As humans, we are programmed to use our brains and multi-paradigm experience to quickly trim down the decision tree of obviously-wrong solutions.
That’s not how cognition works. There is a 500ms wide wall between reality and our perception of it. That’s how long it takes for a photon striking the retina, or for vibrations hitting the tympanic membrane, to be transduced into neural signals, processed through the thalamus and primary sensory cortices, and integrated in our perception of the world. This gap is real, and not controversial, and any theory of cognition has to account for it. Yours does not.
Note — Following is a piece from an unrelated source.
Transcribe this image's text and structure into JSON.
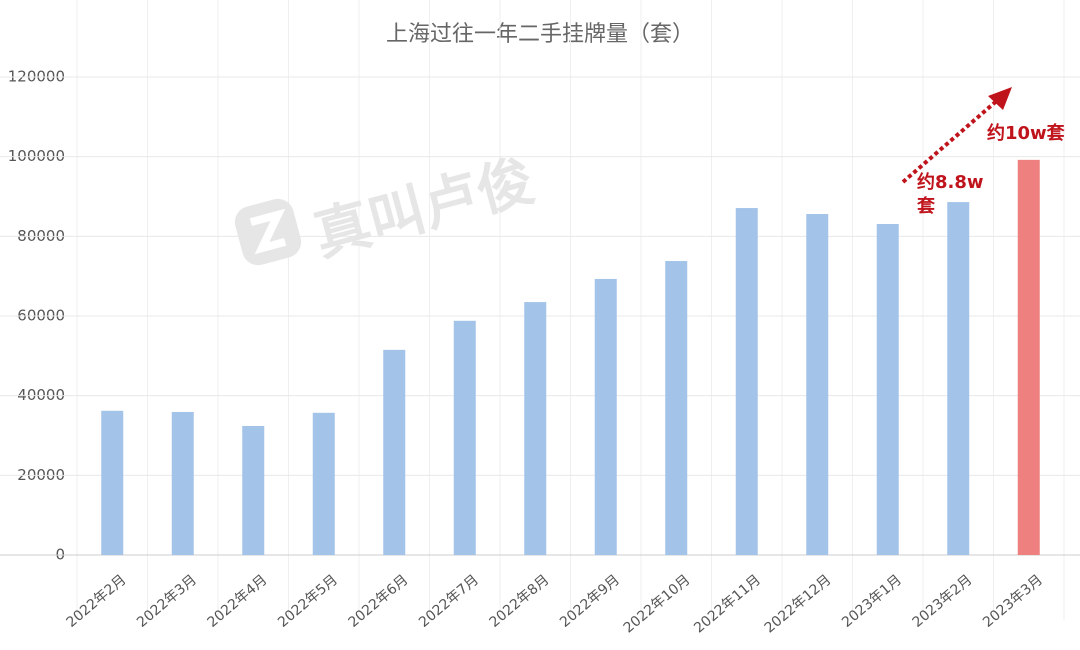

Our brains do not perceive reality in real time. Instead, they have a model of reality, and then update that model with predictions based on the current model. Our brains don’t wait for options to trim; they’re constantly generating predictions about what we’ll see, feel, and do next. For example, when you reach for your coffee cup, you don’t scan a decision tree of possible cups or grasp points. Your brain already predicts where the cup is, how it feels, and how your hand will move. Action flows from a continuous simulation, not from post hoc evaluation. You “just do it” because the model is already in place.
As we go down the complexity depth, we prune more silly solutions and just refine the end outcome; we become better at homing in on the solution.
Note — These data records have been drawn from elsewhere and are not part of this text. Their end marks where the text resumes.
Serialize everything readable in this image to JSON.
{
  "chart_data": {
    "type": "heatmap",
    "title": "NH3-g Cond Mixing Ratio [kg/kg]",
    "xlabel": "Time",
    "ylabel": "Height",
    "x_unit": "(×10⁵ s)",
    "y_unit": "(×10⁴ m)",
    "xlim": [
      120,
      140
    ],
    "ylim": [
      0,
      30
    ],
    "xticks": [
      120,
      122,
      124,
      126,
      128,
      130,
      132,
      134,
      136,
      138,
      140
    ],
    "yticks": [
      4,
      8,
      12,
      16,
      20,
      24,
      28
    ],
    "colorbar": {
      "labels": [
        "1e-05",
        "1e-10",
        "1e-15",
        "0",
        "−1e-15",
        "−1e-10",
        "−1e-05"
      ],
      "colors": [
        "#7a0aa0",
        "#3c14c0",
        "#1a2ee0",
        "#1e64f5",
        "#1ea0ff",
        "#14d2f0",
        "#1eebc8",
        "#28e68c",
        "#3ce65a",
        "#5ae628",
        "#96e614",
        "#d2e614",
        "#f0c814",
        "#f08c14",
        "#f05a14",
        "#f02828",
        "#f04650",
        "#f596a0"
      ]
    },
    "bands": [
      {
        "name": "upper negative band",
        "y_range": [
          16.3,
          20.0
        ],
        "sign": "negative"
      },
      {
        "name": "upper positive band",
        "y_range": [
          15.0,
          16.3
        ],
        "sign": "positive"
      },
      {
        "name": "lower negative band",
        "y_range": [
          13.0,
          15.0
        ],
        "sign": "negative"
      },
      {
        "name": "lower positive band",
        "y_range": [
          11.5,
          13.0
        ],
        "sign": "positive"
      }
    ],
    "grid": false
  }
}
This is a neat narrative, but not supported by cognitive science. Humans actually get worse at solving deeply complex problems unless they can offload structure to external tools (math, diagrams, language). We aren’t exhaustive tree-searchers—we’re satisficers, pattern matchers, and model-builders. Pruning silly options, as you put it, makes sense after you've internalized the structure of a domain, not as a general-purpose hueristic for all complex tasks.
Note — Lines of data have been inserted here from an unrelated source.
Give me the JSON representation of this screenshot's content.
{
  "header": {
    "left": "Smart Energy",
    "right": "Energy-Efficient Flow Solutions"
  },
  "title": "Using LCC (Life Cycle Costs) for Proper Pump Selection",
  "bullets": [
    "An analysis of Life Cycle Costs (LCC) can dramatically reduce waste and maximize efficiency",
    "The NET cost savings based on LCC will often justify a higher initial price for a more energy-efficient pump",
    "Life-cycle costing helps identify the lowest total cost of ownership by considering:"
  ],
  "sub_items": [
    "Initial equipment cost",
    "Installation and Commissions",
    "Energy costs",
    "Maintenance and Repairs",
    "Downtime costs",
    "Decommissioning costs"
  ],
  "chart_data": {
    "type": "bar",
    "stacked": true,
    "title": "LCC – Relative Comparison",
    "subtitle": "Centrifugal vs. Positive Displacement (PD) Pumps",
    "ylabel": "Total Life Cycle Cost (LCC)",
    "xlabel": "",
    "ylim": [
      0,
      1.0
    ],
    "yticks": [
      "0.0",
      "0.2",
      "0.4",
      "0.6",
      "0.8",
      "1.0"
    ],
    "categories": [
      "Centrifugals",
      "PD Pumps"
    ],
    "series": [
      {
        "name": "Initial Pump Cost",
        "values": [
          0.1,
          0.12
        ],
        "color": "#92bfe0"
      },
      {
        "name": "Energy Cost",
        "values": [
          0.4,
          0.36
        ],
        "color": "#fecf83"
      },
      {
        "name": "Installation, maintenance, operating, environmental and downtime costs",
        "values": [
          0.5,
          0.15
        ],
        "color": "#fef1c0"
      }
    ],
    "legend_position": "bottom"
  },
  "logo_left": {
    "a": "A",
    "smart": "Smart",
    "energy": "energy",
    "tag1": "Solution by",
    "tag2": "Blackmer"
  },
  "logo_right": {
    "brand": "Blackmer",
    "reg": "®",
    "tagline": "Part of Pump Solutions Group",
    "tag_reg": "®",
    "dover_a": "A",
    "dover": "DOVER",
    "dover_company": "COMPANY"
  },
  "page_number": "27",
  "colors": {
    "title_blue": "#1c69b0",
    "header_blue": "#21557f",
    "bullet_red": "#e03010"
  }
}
AI models are different in this regard. They are just statistical probability machines.
This assertion is true, in a reductionist sense, and like all reductionist arguments against AGI, it misses out on emergence. Modern language models are trained as probabilistic predictors, yes—but what emerges from that process are latent internal representations that encode abstract relationships, causal inference patterns, and even planning behaviors. Saying they’re just statistical is like saying the brain is just a pile of neurons firing. True in a reductionist sense, but profoundly uninformative.
The greater the complexity depth, the more variables they need to consider in the equation, and without actual intelligence and perception of the problem, they are fundamentally unable to accurately and efficiently discriminate against obviously wrong solutions;
Hmmm. Did you read the paper? The paper shows that even advanced LLMs fail at deeper compositional problems not because they can’t process more variables, but because their reasoning effort actually decreases as complexity increases. That suggests a misalignment between internal representations and inference strategies—not a hard ceiling on intelligence. A good analogy is a student taking a math test. On familiar problems, they work step-by-step and usually get it right. But when the problem is longer or phrased differently—something novel—they sometimes give less effort, not more. They rush, guess, or bail out, even with time left on the clock. Not because they’re incapable, but because their usual strategy doesn’t apply, and they haven’t internalized how to adapt. The paper shows that something similar is emerging in LLM behavior. When tasks get harder, they don’t dig deeper—they think less. It’s not a failure of compute; it’s a failure of alignment between what the model knows and how it applies that knowledge under strain.
paralysed and requiring more and more computational power with no guarantee of a good outcome.
Paralysis implies indecision; these models don’t dither—they confidently return incorrect answers, just like the math student above who circles “C” and moves on. That’s arguably worse than hesitation, because it hides failure behind fluency. And yes, deeper problems demand more compute—but that’s just as true for humans (we’re just better at concealing when we’re lost). Importantly, scaling does yield gains—until the model’s internal representations can no longer scaffold the task. That doesn’t mean AGI is doomed. It means we need architectures that can simulate structure, not just generate sequences—and we need to measure emergent behaviors, not just final answers.